Une situation dramatique qui a amené l’Union nationale des centre communaux d’action sociale (UNCCAS) à adresser au gouvernement un « Manifeste » pour les Outre-mer appelant à un vaste plan d’investissement et de développement social, dont le contenu a été présenté lors de la Rencontre du 20 novembre.
Les élus ont déploré l’arrêt du rattrapage de la dotation d’aménagement des communes et circonscriptions d’outre-mer (DACOM). Les débats ont aussi porté sur l’octroi de mer.
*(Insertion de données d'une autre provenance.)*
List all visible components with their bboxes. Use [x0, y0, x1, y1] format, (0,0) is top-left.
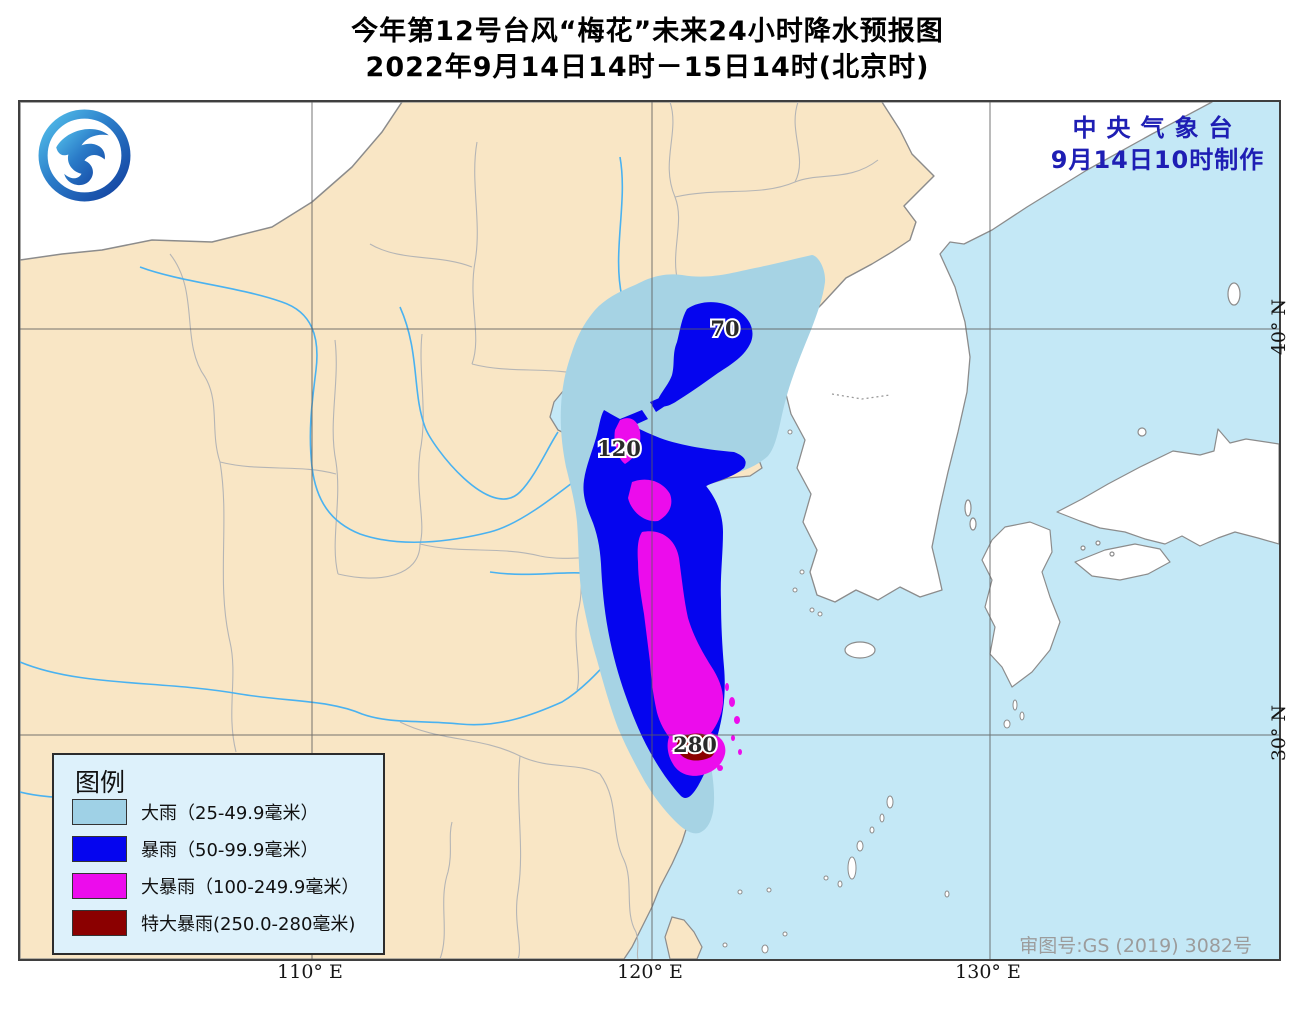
- legend-box: 图例 大雨（25-49.9毫米） 暴雨（50-99.9毫米） 大暴雨（100-2…: [52, 753, 385, 955]
- lon-label-130e: 130° E: [955, 961, 1021, 983]
- agency-block: 中央气象台 9月14日10时制作: [1035, 112, 1280, 176]
- legend-swatch-heavy: [72, 799, 127, 825]
- lat-label-30n: 30° N: [1268, 704, 1290, 762]
- storm-blob-liaodong: [657, 302, 753, 407]
- cma-logo-icon: [38, 109, 131, 202]
- jeju-island: [844, 641, 876, 659]
- dmz-line: [831, 393, 891, 400]
- legend-swatch-storm: [72, 836, 127, 862]
- mongolia-region: [20, 102, 403, 261]
- small-islands: [722, 429, 1025, 954]
- legend-label-extreme: 特大暴雨(250.0-280毫米): [141, 914, 356, 935]
- hai-river: [399, 306, 559, 500]
- agency-name: 中央气象台: [1072, 114, 1243, 142]
- legend-label-storm: 暴雨（50-99.9毫米）: [141, 840, 319, 861]
- russia-korea-region: [769, 102, 1213, 603]
- japan-islands: [844, 282, 1279, 688]
- lon-label-110e: 110° E: [277, 961, 343, 983]
- legend-row-severe: 大暴雨（100-249.9毫米）: [72, 873, 359, 899]
- lat-label-40n: 40° N: [1268, 298, 1290, 356]
- legend-swatch-extreme: [72, 910, 127, 936]
- contour-label-70: 70: [710, 316, 739, 341]
- agency-issued: 9月14日10时制作: [1050, 146, 1265, 174]
- honshu: [1056, 428, 1279, 547]
- legend-row-heavy: 大雨（25-49.9毫米）: [72, 799, 318, 825]
- contour-label-280: 280: [673, 732, 717, 757]
- title-block: 今年第12号台风“梅花”未来24小时降水预报图 2022年9月14日14时－15…: [0, 14, 1295, 86]
- legend-title: 图例: [75, 768, 126, 797]
- legend-label-heavy: 大雨（25-49.9毫米）: [141, 803, 319, 824]
- legend-swatch-severe: [72, 873, 127, 899]
- legend-label-severe: 大暴雨（100-249.9毫米）: [141, 877, 360, 898]
- taiwan-island: [664, 916, 703, 959]
- contour-label-120: 120: [597, 436, 641, 461]
- severe-band-jiangsu: [637, 531, 726, 776]
- map-approval-number: 审图号:GS (2019) 3082号: [1019, 935, 1252, 957]
- page-subtitle: 2022年9月14日14时－15日14时(北京时): [365, 52, 930, 83]
- legend-row-extreme: 特大暴雨(250.0-280毫米): [72, 910, 355, 936]
- shikoku: [1074, 543, 1171, 581]
- rain-area-extreme: [676, 733, 717, 761]
- rain-area-severe: [614, 418, 742, 776]
- kyushu: [981, 521, 1061, 688]
- sado-island: [1227, 282, 1241, 306]
- page-title: 今年第12号台风“梅花”未来24小时降水预报图: [351, 16, 944, 47]
- legend-row-storm: 暴雨（50-99.9毫米）: [72, 836, 318, 862]
- cma-logo: [36, 107, 133, 204]
- lon-label-120e: 120° E: [617, 961, 683, 983]
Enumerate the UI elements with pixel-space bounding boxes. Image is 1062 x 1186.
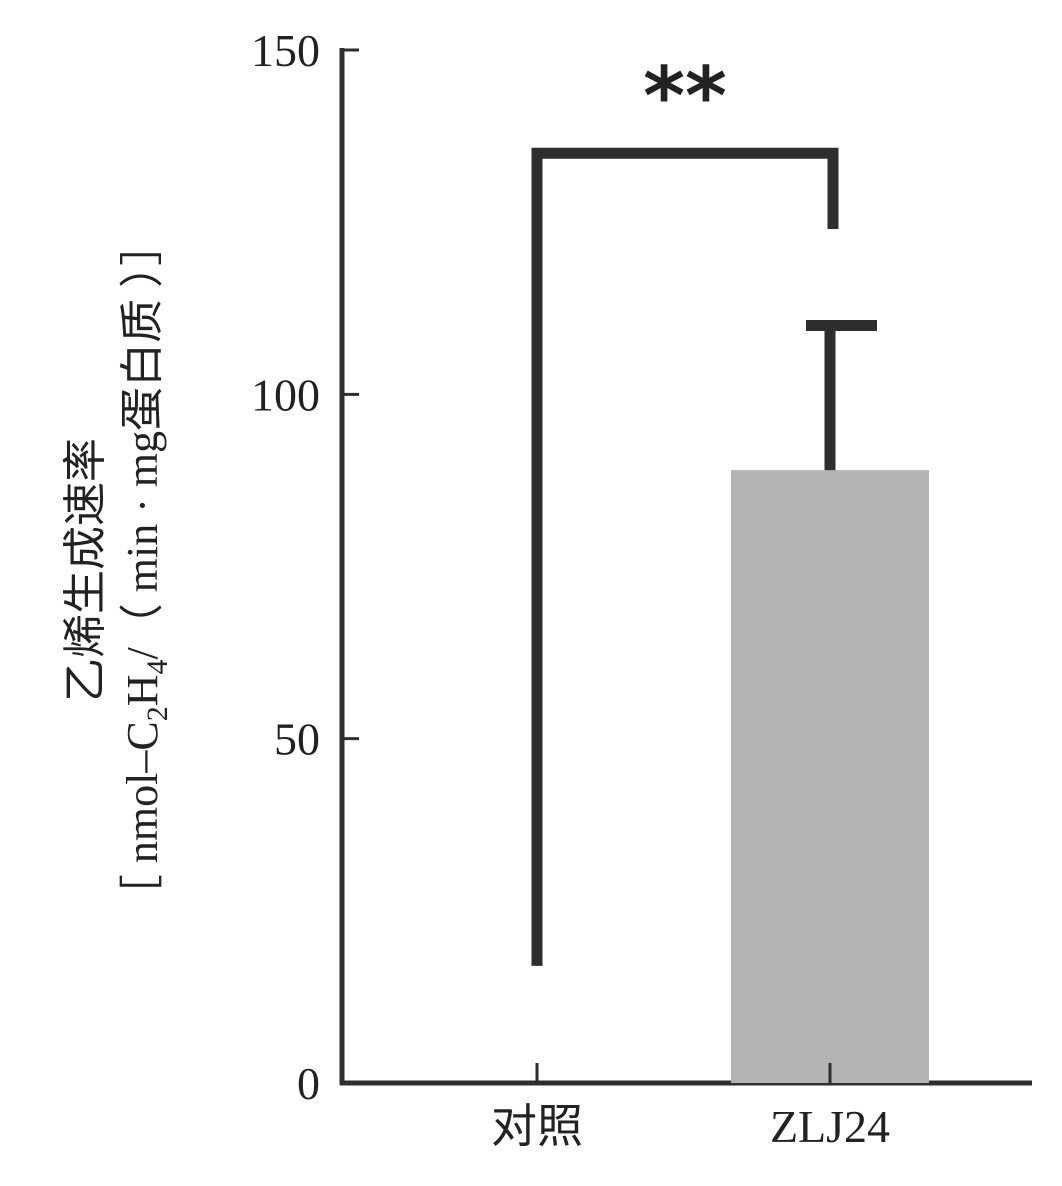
y-axis-label-part-4: /（ min · mg蛋白质 ）］ <box>118 222 167 660</box>
significance-bracket-line <box>531 147 839 966</box>
x-category-label-对照: 对照 <box>491 1101 583 1152</box>
y-tick-label-0: 0 <box>297 1058 320 1109</box>
y-axis-label: 乙烯生成速率 ［ nmol–C2H4/（ min · mg蛋白质 ）］ <box>61 222 174 918</box>
y-axis-label-part-2: H <box>118 674 167 706</box>
error-bars <box>806 319 877 471</box>
bar-ZLJ24 <box>731 470 929 1083</box>
y-axis-label-part-1: 2 <box>141 706 174 721</box>
y-axis-label-part-0: ［ nmol–C <box>118 721 167 918</box>
y-axis-label-line1: 乙烯生成速率 <box>61 438 110 702</box>
y-tick-label-150: 150 <box>251 25 320 76</box>
significance-label: ** <box>643 50 727 143</box>
y-axis-label-line2: ［ nmol–C2H4/（ min · mg蛋白质 ）］ <box>118 222 174 918</box>
significance-bracket: ** <box>531 50 839 966</box>
bars <box>731 470 929 1083</box>
x-category-labels: 对照 ZLJ24 <box>491 1063 890 1152</box>
y-ticks: 0 50 100 150 <box>251 25 359 1109</box>
x-category-label-ZLJ24: ZLJ24 <box>770 1101 890 1152</box>
y-tick-label-50: 50 <box>274 714 320 765</box>
y-axis-label-part-3: 4 <box>141 659 174 674</box>
y-tick-label-100: 100 <box>251 369 320 420</box>
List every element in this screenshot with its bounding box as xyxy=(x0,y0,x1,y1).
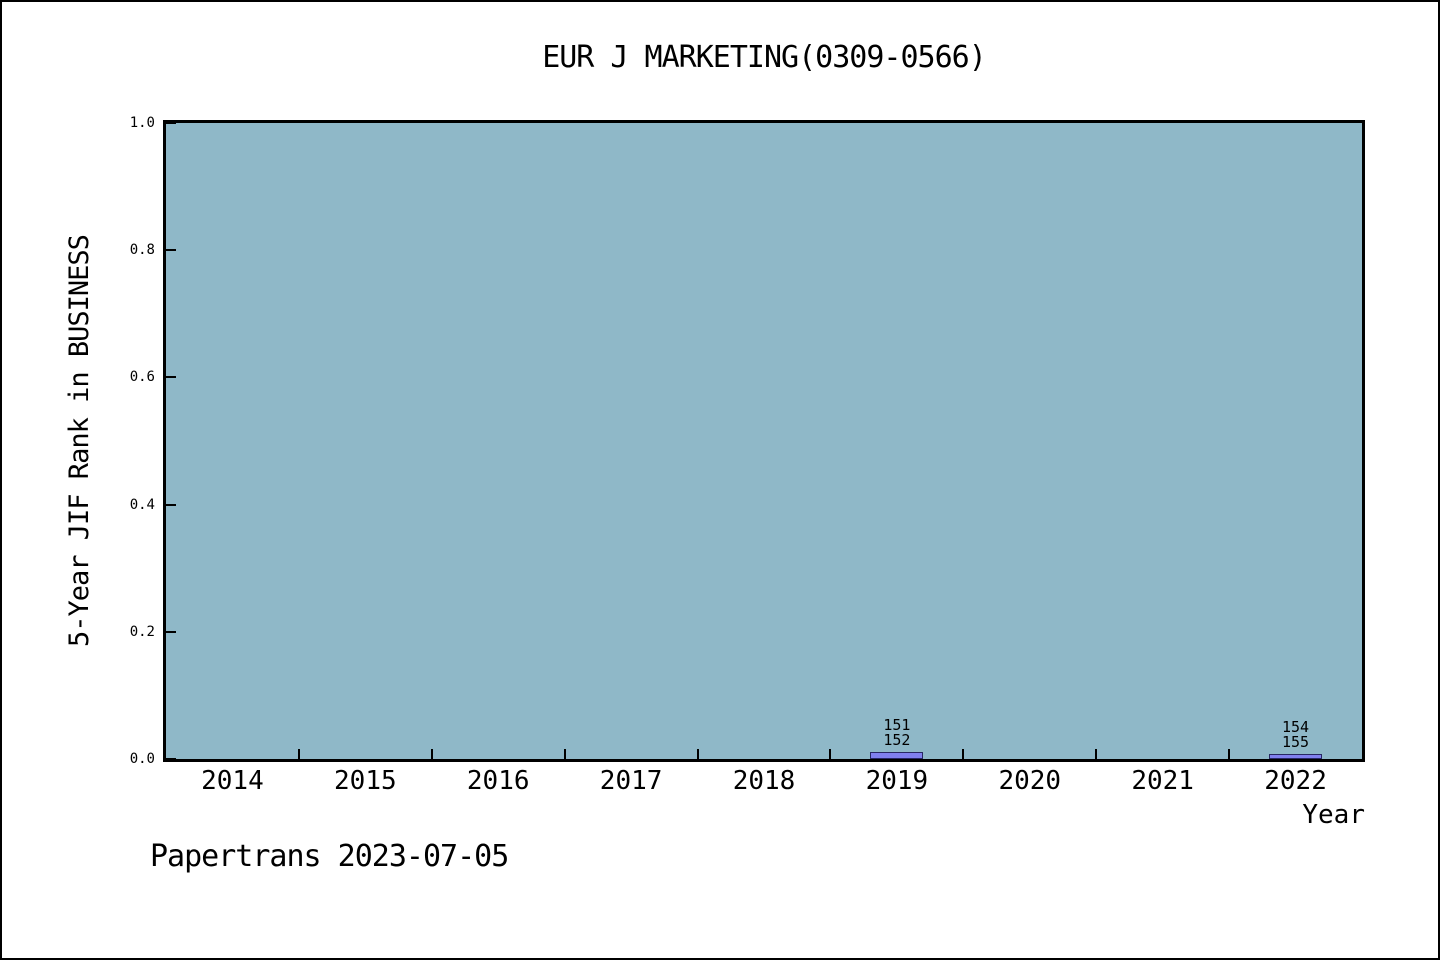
bar-annotation-line: 151 xyxy=(883,716,911,735)
y-tick-mark xyxy=(166,503,176,506)
bar-annotation-2022: 154 155 xyxy=(1226,717,1366,751)
bar-annotation-line: 154 xyxy=(1282,717,1310,736)
plot-area: 151 152 154 155 xyxy=(163,120,1365,762)
x-tick-label: 2020 xyxy=(998,766,1062,796)
x-tick-label: 2016 xyxy=(466,766,530,796)
x-axis-label: Year xyxy=(1302,800,1365,830)
x-tick-label: 2022 xyxy=(1264,766,1327,796)
y-tick-label: 0.8 xyxy=(129,242,155,259)
footer-credit: Papertrans 2023-07-05 xyxy=(150,839,509,874)
y-tick-mark xyxy=(166,249,176,252)
bar-annotation-2019: 151 152 xyxy=(827,718,967,748)
x-tick-label: 2014 xyxy=(201,766,264,796)
y-tick-label: 0.4 xyxy=(129,496,155,513)
x-tick-mark xyxy=(829,749,832,759)
y-tick-mark xyxy=(166,630,176,633)
x-tick-label: 2017 xyxy=(599,766,663,796)
y-tick-label: 1.0 xyxy=(129,115,155,131)
x-tick-label: 2021 xyxy=(1131,766,1194,796)
x-tick-mark xyxy=(1095,749,1098,759)
y-tick-mark xyxy=(166,122,176,124)
y-tick-label: 0.0 xyxy=(129,751,155,767)
y-tick-label: 0.2 xyxy=(129,623,155,640)
x-tick-label: 2015 xyxy=(334,766,397,796)
bar-2019 xyxy=(870,752,924,759)
y-tick-label: 0.6 xyxy=(129,369,155,386)
y-tick-mark xyxy=(166,758,176,760)
x-tick-mark xyxy=(297,749,300,759)
x-tick-mark xyxy=(1228,749,1231,759)
chart-title: EUR J MARKETING(0309-0566) xyxy=(542,40,987,75)
x-tick-mark xyxy=(696,749,699,759)
x-tick-label: 2019 xyxy=(865,766,929,796)
y-tick-mark xyxy=(166,376,176,379)
x-tick-label: 2018 xyxy=(732,766,796,796)
bar-annotation-line: 152 xyxy=(883,731,911,750)
y-axis-label: 5-Year JIF Rank in BUSINESS xyxy=(64,235,95,647)
x-tick-mark xyxy=(563,749,566,759)
x-tick-mark xyxy=(430,749,433,759)
bar-2022 xyxy=(1268,753,1323,759)
x-tick-mark xyxy=(962,749,965,759)
plot-inner: 151 152 154 155 xyxy=(166,122,1362,760)
bar-annotation-line: 155 xyxy=(1282,732,1310,751)
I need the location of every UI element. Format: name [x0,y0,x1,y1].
La réforme, annoncée par le gouvernement, de cette ressource indispensable pour les collectivités ultramarines (elle représente 20 à 40 % de leur budget de fonctionnement) suscite de fortes craintes.
Serge Hoareau, président de l’Association des maires de La Réunion et maire de Petite-Île, a dénoncé «le faux procès » fait à l’octroi de mer, accusé d’être responsable de la vie chère. Il a pointé, par contre, l’opacité de la constitution des prix dans la grande distribution. Les ultramarins ont fermement exprimé leur message : toiletter l’octroi de mer oui, mais l’Etat ne peut envisager ni de le capter à son profit, ni de le supprimer.
Un message que le ministre délégué chargé des Outre-Mer, Philippe Vigier, a dit avoir entendu. En conclusion de cette rencontre, il a certifié que l’octroi de mer «ne sera pas supprimé » et que «les collectivités ne seront pas la variable d’ajustement de cette réforme». «Le système est à bout de souffle, il faut le revoir. Mais nous allons faire ce travail ensemble, en protégeant les communes et en faisant la réforme la plus juste possible », a t-il promis, ajoutant que «le schéma ne sera pas écrit par Bercy ».